The election administration managed the process efficiently, amidst the circumstances caused by the pandemic. The sessions of the Central Election Commission were open and livestreamed for the first time, increasing the transparency of the process. Meanwhile, doubts were expressed over the impartiality of the lower-level election administration, particularly at the precinct level.

Election Day went smoothly overall, and the international observers had a positive assessment in the overwhelming majority of polling stations. However, there was concern over the widely observed practice of observer organisation representatives acting as party supporters and even interfering in the voting process, as well as the intimidating presence of party activists outside some polling stations.

The election campaign was generally calm, although cases of violence, and aggressive confrontation were observed as election day drew closer. Allegations of electoral violations by both opposition and ruling party were numerous throughout the campaign. In addition, the announcement of large-scale government projects was not in line with the spirit of the law. This, together with the involvement of senior state officials in the campaign, gave the ruling party an undue advantage.

“The pre-electoral environment, however competitive, did not provide a level playing field for the contesting parties and candidates,” said Michael Gahler, Head of the EP Delegation.

“Widespread and consistent allegations and personal testimonies should lead the competent authorities to investigate robustly cases of intimidation aiming at the withdrawal of opposition candidatures, pressure on civil servants, misuse of administrative resources, huge imbalances of financial means, in order not to further strengthen a feeling of impunity. For the post electoral period and beyond we would wish that the government and all parties follow the mature attitude Georgian citizens have shown by going to the polls in a peaceful spirit.”

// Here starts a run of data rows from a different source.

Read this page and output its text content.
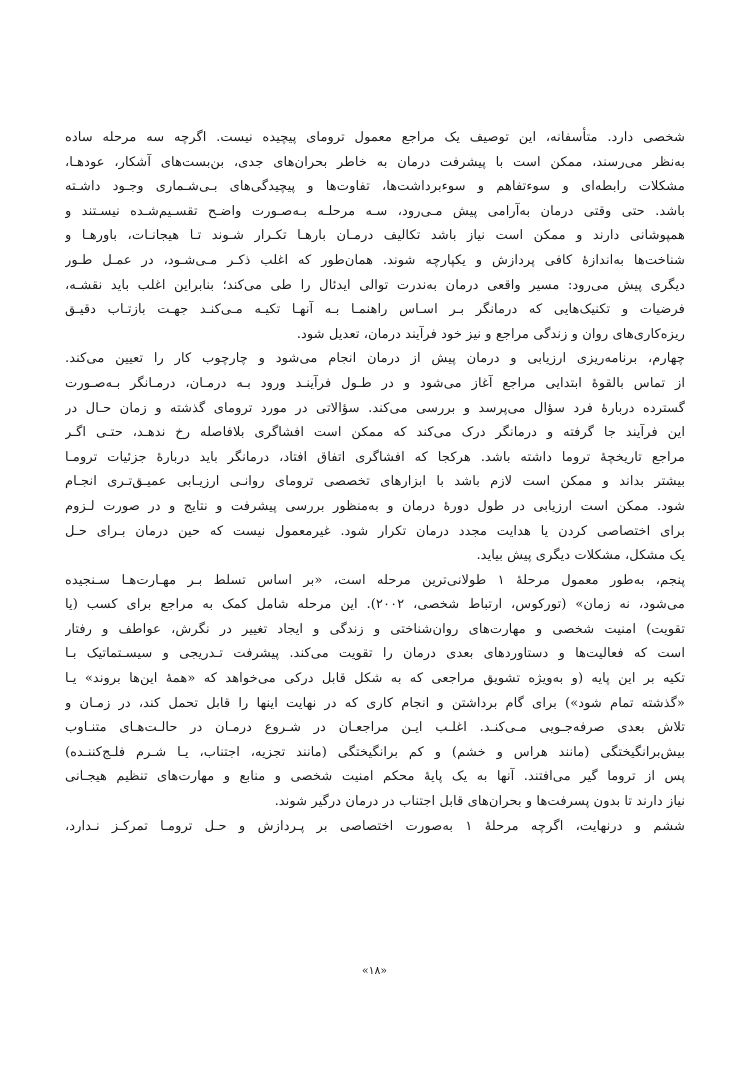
شخصی دارد. متأسفانه، این توصیف یک مراجع معمول ترومای پیچیده نیست. اگرچه سه مرحله ساده
به‌نظر می‌رسند، ممکن است با پیشرفت درمان به خاطر بحران‌های جدی، بن‌بست‌های آشکار، عودهـا،
مشکلات رابطه‌ای و سوءتفاهم و سوءبرداشت‌ها، تفاوت‌ها و پیچیدگی‌های بـی‌شـماری وجـود داشـته
باشد. حتی وقتی درمان به‌آرامی پیش مـی‌رود، سـه مرحلـه بـه‌صـورت واضـح تقسـیم‌شـده نیسـتند و
همپوشانی دارند و ممکن است نیاز باشد تکالیف درمـان بارهـا تکـرار شـوند تـا هیجانـات، باورهـا و
شناخت‌ها به‌اندازهٔ کافی پردازش و یکپارچه شوند. همان‌طور که اغلب ذکـر مـی‌شـود، در عمـل طـور
دیگری پیش می‌رود: مسیر واقعی درمان به‌ندرت توالی ایدئال را طی می‌کند؛ بنابراین اغلب باید نقشـه،
فرضیات و تکنیک‌هایی که درمانگر بـر اسـاس راهنمـا بـه آنهـا تکیـه مـی‌کنـد جهـت بازتـاب دقیـق
ریزه‌کاری‌های روان و زندگی مراجع و نیز خود فرآیند درمان، تعدیل شود.
چهارم، برنامه‌ریزی ارزیابی و درمان پیش از درمان انجام می‌شود و چارچوب کار را تعیین می‌کند.
از تماس بالقوهٔ ابتدایی مراجع آغاز می‌شود و در طـول فرآینـد ورود بـه درمـان، درمـانگر بـه‌صـورت
گسترده دربارهٔ فرد سؤال می‌پرسد و بررسی می‌کند. سؤالاتی در مورد ترومای گذشته و زمان حـال در
این فرآیند جا گرفته و درمانگر درک می‌کند که ممکن است افشاگری بلافاصله رخ ندهـد، حتـی اگـر
مراجع تاریخچهٔ تروما داشته باشد. هرکجا که افشاگری اتفاق افتاد، درمانگر باید دربارهٔ جزئیات ترومـا
بیشتر بداند و ممکن است لازم باشد با ابزارهای تخصصی ترومای روانـی ارزیـابی عمیـق‌تـری انجـام
شود. ممکن است ارزیابی در طول دورهٔ درمان و به‌منظور بررسی پیشرفت و نتایج و در صورت لـزوم
برای اختصاصی کردن یا هدایت مجدد درمان تکرار شود. غیرمعمول نیست که حین درمان بـرای حـل
یک مشکل، مشکلات دیگری پیش بیاید.
پنجم، به‌طور معمول مرحلهٔ ۱ طولانی‌ترین مرحله است، «بر اساس تسلط بـر مهـارت‌هـا سـنجیده
می‌شود، نه زمان» (تورکوس، ارتباط شخصی، ۲۰۰۲). این مرحله شامل کمک به مراجع برای کسب (یا
تقویت) امنیت شخصی و مهارت‌های روان‌شناختی و زندگی و ایجاد تغییر در نگرش، عواطف و رفتار
است که فعالیت‌ها و دستاوردهای بعدی درمان را تقویت می‌کند. پیشرفت تـدریجی و سیسـتماتیک بـا
تکیه بر این پایه (و بەویژه تشویق مراجعی که به شکل قابل درکی می‌خواهد که «همهٔ این‌ها بروند» یـا
«گذشته تمام شود») برای گام برداشتن و انجام کاری که در نهایت اینها را قابل تحمل کند، در زمـان و
تلاش بعدی صرفه‌جـویی مـی‌کنـد. اغلـب ایـن مراجعـان در شـروع درمـان در حالـت‌هـای متنـاوب
بیش‌برانگیختگی (مانند هراس و خشم) و کم برانگیختگی (مانند تجزیه، اجتناب، یـا شـرم فلـج‌کننـده)
پس از تروما گیر می‌افتند. آنها به یک پایهٔ محکم امنیت شخصی و منابع و مهارت‌های تنظیم هیجـانی
نیاز دارند تا بدون پسرفت‌ها و بحران‌های قابل اجتناب در درمان درگیر شوند.
ششم و درنهایت، اگرچه مرحلهٔ ۱ به‌صورت اختصاصی بر پـردازش و حـل ترومـا تمرکـز نـدارد،
«۱۸»
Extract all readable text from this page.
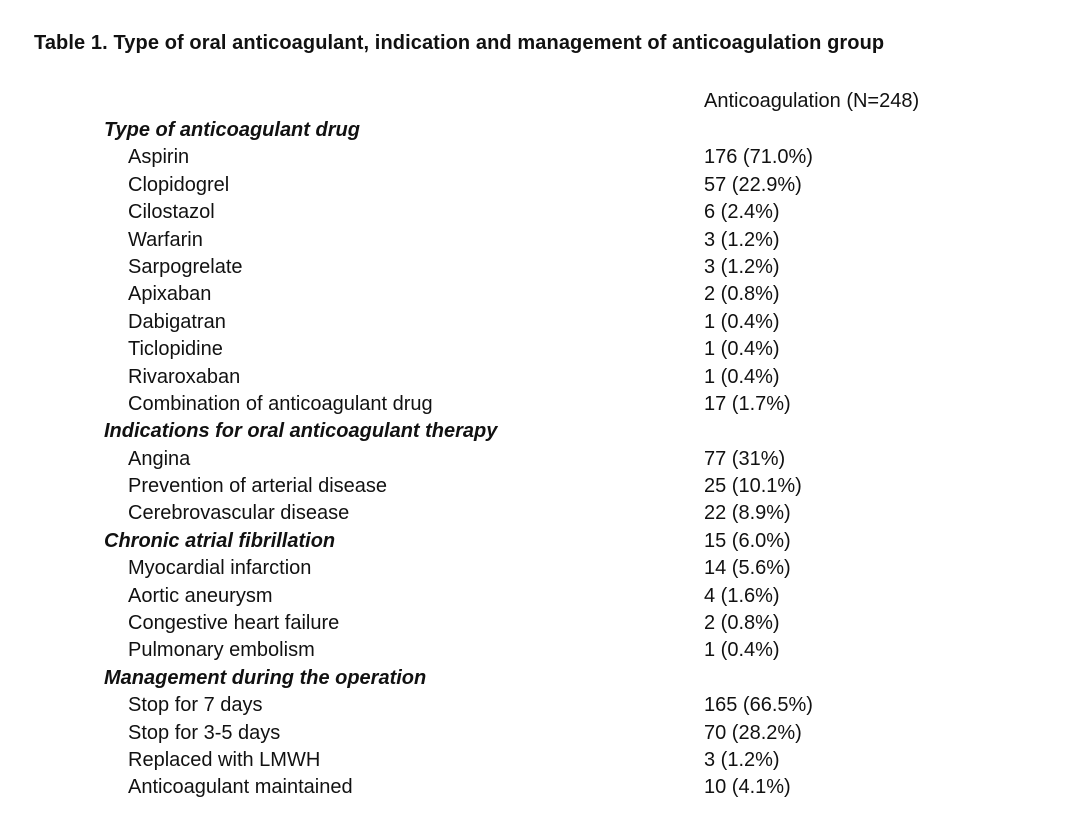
Table 1. Type of oral anticoagulant, indication and management of anticoagulation group
Anticoagulation (N=248)
Type of anticoagulant drug
Aspirin	176 (71.0%)
Clopidogrel	57 (22.9%)
Cilostazol	6 (2.4%)
Warfarin	3 (1.2%)
Sarpogrelate	3 (1.2%)
Apixaban	2 (0.8%)
Dabigatran	1 (0.4%)
Ticlopidine	1 (0.4%)
Rivaroxaban	1 (0.4%)
Combination of anticoagulant drug	17 (1.7%)
Indications for oral anticoagulant therapy
Angina	77 (31%)
Prevention of arterial disease	25 (10.1%)
Cerebrovascular disease	22 (8.9%)
Chronic atrial fibrillation	15 (6.0%)
Myocardial infarction	14 (5.6%)
Aortic aneurysm	4 (1.6%)
Congestive heart failure	2 (0.8%)
Pulmonary embolism	1 (0.4%)
Management during the operation
Stop for 7 days	165 (66.5%)
Stop for 3-5 days	70 (28.2%)
Replaced with LMWH	3 (1.2%)
Anticoagulant maintained	10 (4.1%)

Georgia’s media scene is diverse but strongly polarized, mirroring the deep divide between the ruling party and the opposition. Although legislation guarantees freedom of expression and of the media, recent cases of intimidation and threats against journalists raise concerns about their ability to work in freedom and safety.

The international election observation mission to the Georgian local elections totalled 334 observers from 37 countries, composed of 302 ODIHR experts and long- and short-term observers, 18 Congress members and staff from the Congress/Council of Europe, and 14 parliamentarians and staff from the EP.